Sabato 27 ottobre alle 21 al Piccolo Regio di Torino si terrà la serata finale di premiazione che vede come finalisti per la categoria video inchiesta Veronica Di Benedetto Montaccini e Francesca Candioli con “Caro cordone”, sulla conservazione delle cellule staminali cordonali in Italia e Madi Ferrucci, Flavia Grossi e Roberto Persia con “Doppia ipocrisia”, sul commercio d’armi utilizzate per bombardare i civili in Yemen. I finalisti per la categoria webdoc sono invece Marco Carlone, Elena Pagliai e Daniela Sestito con “Le crepe del marmo”, sulle problematiche legate al mondo del marmo e Lorenzo Pirovano e Giovanni Sacchi con “Welcome to your gig”, inchiesta sull’ancora poco conosciuto mondo della gig economy.

 

 

I fatti in breve

  • Il 27 ottobre alle 21 al Piccolo Regio si terrà la serata conclusiva della settima edizione del premio Roberto Morrione.
  • L'iniziativa ha il sostegno del Consiglio regionale del Piemonte.
  • Il premio è rivolto ai giovani giornalisti under 31 e prevede due categorie: videoinchieste e webdoc.

Dichiarazioni

“Il Consiglio regionale del Piemonte rinnova con convinzione il sostegno al premio Morrione sia per tenere viva la memoria di Roberto Morrione - un giornalista dalla schiena dritta, un maestro dell’indagine giornalistica, fondatore di Rai News e molto impegnato nel sociale a fianco di don Luigi Ciotti - sia per ricordare ai giovani giornalisti che il dovere del reporter, come scriveva il Premio Pulitzer Paul Anderson, è di fare qualcosa di più che semplicemente osservare e registrare ciò che si incontra sulla strada.
Questo qualcosa di più consiste nell’andare in profondità, nel non fermarsi alle apparenze, scandagliare la realtà senza pregiudizi, verificando con rigore i fatti e mettendoli in collegamento affinché raccontino la verità.

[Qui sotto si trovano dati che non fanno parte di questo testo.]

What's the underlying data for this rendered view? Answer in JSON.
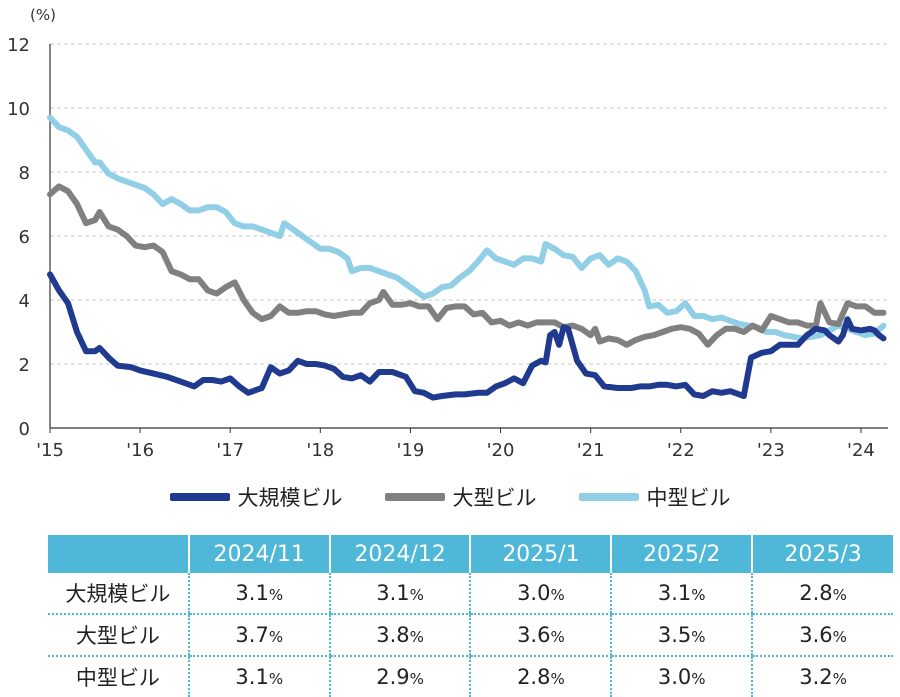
{
  "chart_data": {
    "type": "line",
    "title": "",
    "ylabel": "(%)",
    "xlabel": "",
    "ylim": [
      0,
      12
    ],
    "yticks": [
      "0",
      "2",
      "4",
      "6",
      "8",
      "10",
      "12"
    ],
    "xlim": [
      2015,
      2024.3
    ],
    "xticks": [
      {
        "x": 2015,
        "label": "'15"
      },
      {
        "x": 2016,
        "label": "'16"
      },
      {
        "x": 2017,
        "label": "'17"
      },
      {
        "x": 2018,
        "label": "'18"
      },
      {
        "x": 2019,
        "label": "'19"
      },
      {
        "x": 2020,
        "label": "'20"
      },
      {
        "x": 2021,
        "label": "'21"
      },
      {
        "x": 2022,
        "label": "'22"
      },
      {
        "x": 2023,
        "label": "'23"
      },
      {
        "x": 2024,
        "label": "'24"
      }
    ],
    "grid": true,
    "series": [
      {
        "name": "大規模ビル",
        "color": "#1f3a8f",
        "points": [
          [
            2015.0,
            4.8
          ],
          [
            2015.1,
            4.3
          ],
          [
            2015.2,
            3.9
          ],
          [
            2015.3,
            3.0
          ],
          [
            2015.4,
            2.4
          ],
          [
            2015.5,
            2.4
          ],
          [
            2015.55,
            2.5
          ],
          [
            2015.65,
            2.2
          ],
          [
            2015.75,
            1.95
          ],
          [
            2015.9,
            1.9
          ],
          [
            2016.0,
            1.8
          ],
          [
            2016.15,
            1.7
          ],
          [
            2016.3,
            1.6
          ],
          [
            2016.45,
            1.45
          ],
          [
            2016.6,
            1.3
          ],
          [
            2016.7,
            1.5
          ],
          [
            2016.8,
            1.5
          ],
          [
            2016.9,
            1.45
          ],
          [
            2017.0,
            1.55
          ],
          [
            2017.1,
            1.3
          ],
          [
            2017.2,
            1.1
          ],
          [
            2017.3,
            1.2
          ],
          [
            2017.35,
            1.25
          ],
          [
            2017.45,
            1.9
          ],
          [
            2017.55,
            1.7
          ],
          [
            2017.65,
            1.8
          ],
          [
            2017.75,
            2.1
          ],
          [
            2017.85,
            2.0
          ],
          [
            2017.95,
            2.0
          ],
          [
            2018.05,
            1.95
          ],
          [
            2018.15,
            1.85
          ],
          [
            2018.25,
            1.6
          ],
          [
            2018.35,
            1.55
          ],
          [
            2018.45,
            1.65
          ],
          [
            2018.55,
            1.45
          ],
          [
            2018.65,
            1.75
          ],
          [
            2018.8,
            1.75
          ],
          [
            2018.95,
            1.6
          ],
          [
            2019.05,
            1.15
          ],
          [
            2019.15,
            1.1
          ],
          [
            2019.25,
            0.95
          ],
          [
            2019.35,
            1.0
          ],
          [
            2019.5,
            1.05
          ],
          [
            2019.6,
            1.05
          ],
          [
            2019.75,
            1.1
          ],
          [
            2019.85,
            1.1
          ],
          [
            2019.95,
            1.3
          ],
          [
            2020.05,
            1.4
          ],
          [
            2020.15,
            1.55
          ],
          [
            2020.25,
            1.4
          ],
          [
            2020.35,
            1.95
          ],
          [
            2020.45,
            2.1
          ],
          [
            2020.5,
            2.05
          ],
          [
            2020.55,
            2.9
          ],
          [
            2020.6,
            3.0
          ],
          [
            2020.65,
            2.6
          ],
          [
            2020.7,
            3.15
          ],
          [
            2020.75,
            3.1
          ],
          [
            2020.85,
            2.1
          ],
          [
            2020.95,
            1.7
          ],
          [
            2021.05,
            1.65
          ],
          [
            2021.15,
            1.3
          ],
          [
            2021.3,
            1.25
          ],
          [
            2021.45,
            1.25
          ],
          [
            2021.55,
            1.3
          ],
          [
            2021.65,
            1.3
          ],
          [
            2021.75,
            1.35
          ],
          [
            2021.85,
            1.35
          ],
          [
            2021.95,
            1.3
          ],
          [
            2022.05,
            1.35
          ],
          [
            2022.15,
            1.05
          ],
          [
            2022.25,
            1.0
          ],
          [
            2022.35,
            1.15
          ],
          [
            2022.45,
            1.1
          ],
          [
            2022.55,
            1.15
          ],
          [
            2022.65,
            1.05
          ],
          [
            2022.7,
            1.0
          ],
          [
            2022.78,
            2.2
          ],
          [
            2022.9,
            2.35
          ],
          [
            2023.0,
            2.4
          ],
          [
            2023.1,
            2.6
          ],
          [
            2023.2,
            2.6
          ],
          [
            2023.3,
            2.6
          ],
          [
            2023.4,
            2.9
          ],
          [
            2023.5,
            3.1
          ],
          [
            2023.6,
            3.05
          ],
          [
            2023.65,
            2.9
          ],
          [
            2023.75,
            2.7
          ],
          [
            2023.8,
            2.9
          ],
          [
            2023.85,
            3.4
          ],
          [
            2023.9,
            3.1
          ],
          [
            2024.0,
            3.05
          ],
          [
            2024.1,
            3.1
          ],
          [
            2024.15,
            3.05
          ],
          [
            2024.2,
            2.9
          ],
          [
            2024.25,
            2.8
          ]
        ]
      },
      {
        "name": "大型ビル",
        "color": "#808080",
        "points": [
          [
            2015.0,
            7.3
          ],
          [
            2015.1,
            7.55
          ],
          [
            2015.2,
            7.4
          ],
          [
            2015.3,
            7.0
          ],
          [
            2015.4,
            6.4
          ],
          [
            2015.5,
            6.5
          ],
          [
            2015.55,
            6.75
          ],
          [
            2015.65,
            6.3
          ],
          [
            2015.75,
            6.2
          ],
          [
            2015.85,
            6.0
          ],
          [
            2015.95,
            5.7
          ],
          [
            2016.05,
            5.65
          ],
          [
            2016.15,
            5.7
          ],
          [
            2016.25,
            5.5
          ],
          [
            2016.35,
            4.9
          ],
          [
            2016.45,
            4.8
          ],
          [
            2016.55,
            4.65
          ],
          [
            2016.65,
            4.65
          ],
          [
            2016.75,
            4.3
          ],
          [
            2016.85,
            4.2
          ],
          [
            2016.95,
            4.4
          ],
          [
            2017.05,
            4.55
          ],
          [
            2017.15,
            4.0
          ],
          [
            2017.25,
            3.6
          ],
          [
            2017.35,
            3.4
          ],
          [
            2017.45,
            3.5
          ],
          [
            2017.55,
            3.8
          ],
          [
            2017.65,
            3.6
          ],
          [
            2017.75,
            3.6
          ],
          [
            2017.85,
            3.65
          ],
          [
            2017.95,
            3.65
          ],
          [
            2018.05,
            3.55
          ],
          [
            2018.15,
            3.5
          ],
          [
            2018.25,
            3.55
          ],
          [
            2018.35,
            3.6
          ],
          [
            2018.45,
            3.6
          ],
          [
            2018.55,
            3.9
          ],
          [
            2018.65,
            4.0
          ],
          [
            2018.7,
            4.25
          ],
          [
            2018.8,
            3.85
          ],
          [
            2018.9,
            3.85
          ],
          [
            2019.0,
            3.9
          ],
          [
            2019.1,
            3.8
          ],
          [
            2019.2,
            3.8
          ],
          [
            2019.3,
            3.4
          ],
          [
            2019.4,
            3.75
          ],
          [
            2019.5,
            3.8
          ],
          [
            2019.6,
            3.8
          ],
          [
            2019.7,
            3.55
          ],
          [
            2019.8,
            3.6
          ],
          [
            2019.9,
            3.3
          ],
          [
            2020.0,
            3.35
          ],
          [
            2020.1,
            3.2
          ],
          [
            2020.2,
            3.3
          ],
          [
            2020.3,
            3.2
          ],
          [
            2020.4,
            3.3
          ],
          [
            2020.5,
            3.3
          ],
          [
            2020.6,
            3.3
          ],
          [
            2020.7,
            3.15
          ],
          [
            2020.8,
            3.2
          ],
          [
            2020.9,
            3.1
          ],
          [
            2021.0,
            2.9
          ],
          [
            2021.05,
            3.1
          ],
          [
            2021.1,
            2.7
          ],
          [
            2021.2,
            2.8
          ],
          [
            2021.3,
            2.75
          ],
          [
            2021.4,
            2.6
          ],
          [
            2021.5,
            2.75
          ],
          [
            2021.6,
            2.85
          ],
          [
            2021.7,
            2.9
          ],
          [
            2021.8,
            3.0
          ],
          [
            2021.9,
            3.1
          ],
          [
            2022.0,
            3.15
          ],
          [
            2022.1,
            3.1
          ],
          [
            2022.2,
            2.95
          ],
          [
            2022.3,
            2.6
          ],
          [
            2022.4,
            2.9
          ],
          [
            2022.5,
            3.1
          ],
          [
            2022.6,
            3.1
          ],
          [
            2022.7,
            3.0
          ],
          [
            2022.8,
            3.2
          ],
          [
            2022.9,
            3.05
          ],
          [
            2023.0,
            3.5
          ],
          [
            2023.1,
            3.4
          ],
          [
            2023.2,
            3.3
          ],
          [
            2023.3,
            3.3
          ],
          [
            2023.4,
            3.2
          ],
          [
            2023.5,
            3.2
          ],
          [
            2023.55,
            3.9
          ],
          [
            2023.65,
            3.3
          ],
          [
            2023.75,
            3.25
          ],
          [
            2023.85,
            3.9
          ],
          [
            2023.95,
            3.8
          ],
          [
            2024.05,
            3.8
          ],
          [
            2024.15,
            3.6
          ],
          [
            2024.25,
            3.6
          ]
        ]
      },
      {
        "name": "中型ビル",
        "color": "#90cfe6",
        "points": [
          [
            2015.0,
            9.7
          ],
          [
            2015.1,
            9.4
          ],
          [
            2015.2,
            9.3
          ],
          [
            2015.3,
            9.1
          ],
          [
            2015.4,
            8.7
          ],
          [
            2015.5,
            8.3
          ],
          [
            2015.55,
            8.3
          ],
          [
            2015.65,
            7.95
          ],
          [
            2015.75,
            7.8
          ],
          [
            2015.85,
            7.7
          ],
          [
            2015.95,
            7.6
          ],
          [
            2016.05,
            7.5
          ],
          [
            2016.15,
            7.3
          ],
          [
            2016.25,
            7.0
          ],
          [
            2016.35,
            7.15
          ],
          [
            2016.45,
            7.0
          ],
          [
            2016.55,
            6.8
          ],
          [
            2016.65,
            6.8
          ],
          [
            2016.75,
            6.9
          ],
          [
            2016.85,
            6.9
          ],
          [
            2016.95,
            6.75
          ],
          [
            2017.05,
            6.4
          ],
          [
            2017.15,
            6.3
          ],
          [
            2017.25,
            6.3
          ],
          [
            2017.35,
            6.2
          ],
          [
            2017.45,
            6.1
          ],
          [
            2017.55,
            6.0
          ],
          [
            2017.6,
            6.4
          ],
          [
            2017.7,
            6.2
          ],
          [
            2017.8,
            6.0
          ],
          [
            2017.9,
            5.8
          ],
          [
            2018.0,
            5.6
          ],
          [
            2018.1,
            5.6
          ],
          [
            2018.2,
            5.5
          ],
          [
            2018.3,
            5.3
          ],
          [
            2018.35,
            4.9
          ],
          [
            2018.45,
            5.0
          ],
          [
            2018.55,
            5.0
          ],
          [
            2018.65,
            4.9
          ],
          [
            2018.75,
            4.8
          ],
          [
            2018.85,
            4.7
          ],
          [
            2018.95,
            4.5
          ],
          [
            2019.05,
            4.3
          ],
          [
            2019.15,
            4.1
          ],
          [
            2019.25,
            4.2
          ],
          [
            2019.35,
            4.4
          ],
          [
            2019.45,
            4.45
          ],
          [
            2019.55,
            4.7
          ],
          [
            2019.65,
            4.9
          ],
          [
            2019.75,
            5.2
          ],
          [
            2019.85,
            5.55
          ],
          [
            2019.95,
            5.3
          ],
          [
            2020.05,
            5.2
          ],
          [
            2020.15,
            5.1
          ],
          [
            2020.25,
            5.3
          ],
          [
            2020.35,
            5.3
          ],
          [
            2020.45,
            5.2
          ],
          [
            2020.5,
            5.75
          ],
          [
            2020.6,
            5.6
          ],
          [
            2020.7,
            5.4
          ],
          [
            2020.8,
            5.35
          ],
          [
            2020.9,
            5.0
          ],
          [
            2021.0,
            5.3
          ],
          [
            2021.1,
            5.4
          ],
          [
            2021.2,
            5.1
          ],
          [
            2021.3,
            5.3
          ],
          [
            2021.4,
            5.2
          ],
          [
            2021.5,
            4.9
          ],
          [
            2021.6,
            4.3
          ],
          [
            2021.65,
            3.8
          ],
          [
            2021.75,
            3.85
          ],
          [
            2021.85,
            3.6
          ],
          [
            2021.95,
            3.65
          ],
          [
            2022.05,
            3.9
          ],
          [
            2022.15,
            3.5
          ],
          [
            2022.25,
            3.5
          ],
          [
            2022.35,
            3.4
          ],
          [
            2022.45,
            3.45
          ],
          [
            2022.55,
            3.35
          ],
          [
            2022.65,
            3.25
          ],
          [
            2022.75,
            3.2
          ],
          [
            2022.85,
            3.15
          ],
          [
            2022.95,
            3.0
          ],
          [
            2023.05,
            3.0
          ],
          [
            2023.15,
            2.9
          ],
          [
            2023.25,
            2.85
          ],
          [
            2023.35,
            2.8
          ],
          [
            2023.45,
            2.85
          ],
          [
            2023.55,
            2.9
          ],
          [
            2023.65,
            3.05
          ],
          [
            2023.75,
            3.2
          ],
          [
            2023.85,
            3.1
          ],
          [
            2023.95,
            3.0
          ],
          [
            2024.05,
            2.9
          ],
          [
            2024.15,
            2.95
          ],
          [
            2024.25,
            3.2
          ]
        ]
      }
    ]
  },
  "legend": [
    {
      "label": "大規模ビル",
      "color": "#1f3a8f"
    },
    {
      "label": "大型ビル",
      "color": "#808080"
    },
    {
      "label": "中型ビル",
      "color": "#90cfe6"
    }
  ],
  "table": {
    "headers": [
      "",
      "2024/11",
      "2024/12",
      "2025/1",
      "2025/2",
      "2025/3"
    ],
    "unit": "%",
    "rows": [
      {
        "label": "大規模ビル",
        "values": [
          "3.1",
          "3.1",
          "3.0",
          "3.1",
          "2.8"
        ]
      },
      {
        "label": "大型ビル",
        "values": [
          "3.7",
          "3.8",
          "3.6",
          "3.5",
          "3.6"
        ]
      },
      {
        "label": "中型ビル",
        "values": [
          "3.1",
          "2.9",
          "2.8",
          "3.0",
          "3.2"
        ]
      }
    ]
  }
}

L’inchiesta rappresenta l’antidoto alla fugacità dell’informazione schiacciata solo su ciò che fa notizia. Per questo la stampa libera da autorizzazioni o censure, secondo quanto recita l’articolo 21 della Costituzione, deve continuare a rappresentare una delle garanzie fondamentali per la democrazia del nostro Paese”, ha dichiarato Nino Boeti, presidente del Consiglio regionale durante la conferenza stampa di presentazione al Circolo dei lettori.